By a sandstone outcrop are high, thick bushes
with vivid orange berries – ‘Poisonous!’
we hear our childhood’s guardians call.
But a woman is gathering them –
Sea-buckthorn berries – nutritional,
medicinal throughout Eurasia.

And I remember my first outing
after a heart attack – to the North Shore,
Llandudno – a picnic in a shelter
by the paddling pool and an October sun
making me thankful. ‘We had salami
sandwiches,’ I say. ‘As if!’ you respond.

Here, at sea level on West Kirby’s beach,
people, at the sea’s edge, seem to walk
in the waves, on the horizon itself.
From the top of the dunes, they become
cormorants drying their wings on the sand.

 

 

 

JUBILEE

David Selzer By David Selzer2 Comments2 min read509 views

‘Then shalt thou cause the trumpet of the jubile to sound…and ye shall return every man unto his possession, and ye shall return every man unto his family.’ Leviticus 25:9 & 25.10

 

Much of the chapters and footnotes of England’s,

though not Britain’s, history are scribed here

in stone and iron – Roman Walls, Norman weir,

marshalling yards – the rest is on paper,

of course, and from hearsay. It is said,

for example, for Victoria’s Jubilee,

in our street, lilac trees were planted.

Some have survived changes of taste or neglect.

 

This city, where I have lived most of my life

by chance then choosing, is shaped by the Dee,

that brought wine and the Black Death from Acquitaine,

powered the long defunct tobacco mills and still

draws occasional salmon from the oceans.

I imagine them waiting in the deep currents,

fattening on sand eels, squid, shrimp, herring,

and then the long, fasting haul from west

of Ireland, homing for their breeding grounds.

A cormorant perches on the salmon steps.

The last of the fishermen is long dead.

 

Like the calls and wings of Black-headed Gulls,

blown by April storms, the names and titles

of princes echo from the neutral sky

and sound through the deferential streets.
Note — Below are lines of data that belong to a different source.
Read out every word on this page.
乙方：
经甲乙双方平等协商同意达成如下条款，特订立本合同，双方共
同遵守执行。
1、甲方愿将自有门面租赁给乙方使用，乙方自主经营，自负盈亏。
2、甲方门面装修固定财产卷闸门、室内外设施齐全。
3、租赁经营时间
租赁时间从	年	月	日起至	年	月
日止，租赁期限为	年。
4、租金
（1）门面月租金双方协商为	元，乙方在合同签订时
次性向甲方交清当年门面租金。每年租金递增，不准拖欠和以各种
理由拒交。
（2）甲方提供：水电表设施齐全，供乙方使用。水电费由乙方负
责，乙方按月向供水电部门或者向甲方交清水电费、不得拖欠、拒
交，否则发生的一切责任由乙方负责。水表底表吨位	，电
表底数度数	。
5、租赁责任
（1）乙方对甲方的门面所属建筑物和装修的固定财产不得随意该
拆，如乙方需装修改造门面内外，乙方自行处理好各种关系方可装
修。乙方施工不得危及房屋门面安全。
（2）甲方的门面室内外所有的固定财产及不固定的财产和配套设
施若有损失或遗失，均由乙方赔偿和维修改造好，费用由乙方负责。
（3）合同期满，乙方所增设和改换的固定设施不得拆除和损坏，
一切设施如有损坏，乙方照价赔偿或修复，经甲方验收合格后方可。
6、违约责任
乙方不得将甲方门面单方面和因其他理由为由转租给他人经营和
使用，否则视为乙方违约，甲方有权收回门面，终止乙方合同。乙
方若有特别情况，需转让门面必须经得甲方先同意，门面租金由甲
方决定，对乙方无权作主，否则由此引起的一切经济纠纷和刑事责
No doubt, there will be the splendid nonsense –

the cathedral’s ring of  bells will peel

and the Lord God Almighty will be urged

repeatedly to ‘save the Queen’. So,

let the ram’s horn blow like a trumpet

through Mammon’s and God’s obsequious temples –

and ‘…proclaim liberty throughout all the land…’

 

Almost which ever road you take westward,

in the distance, are the Welsh hills. The Legions

exiled the Celts from here – Saxons et al,

with legal threats and occasional killings,

kept them out except for trade and prayer

but forbade their songs. Now, waiting, we

are everywhere. Let the ram’s horn sound.

 

 

WE PRISONERS

A lark starting from the heather; a lamb

amazed by a heron; a hare gutted

at a turn in the road; the familiar path

obscured by fern, bramble, convolvulus:

the gallery in my head is open

all hours – by turns, thriving and derelict.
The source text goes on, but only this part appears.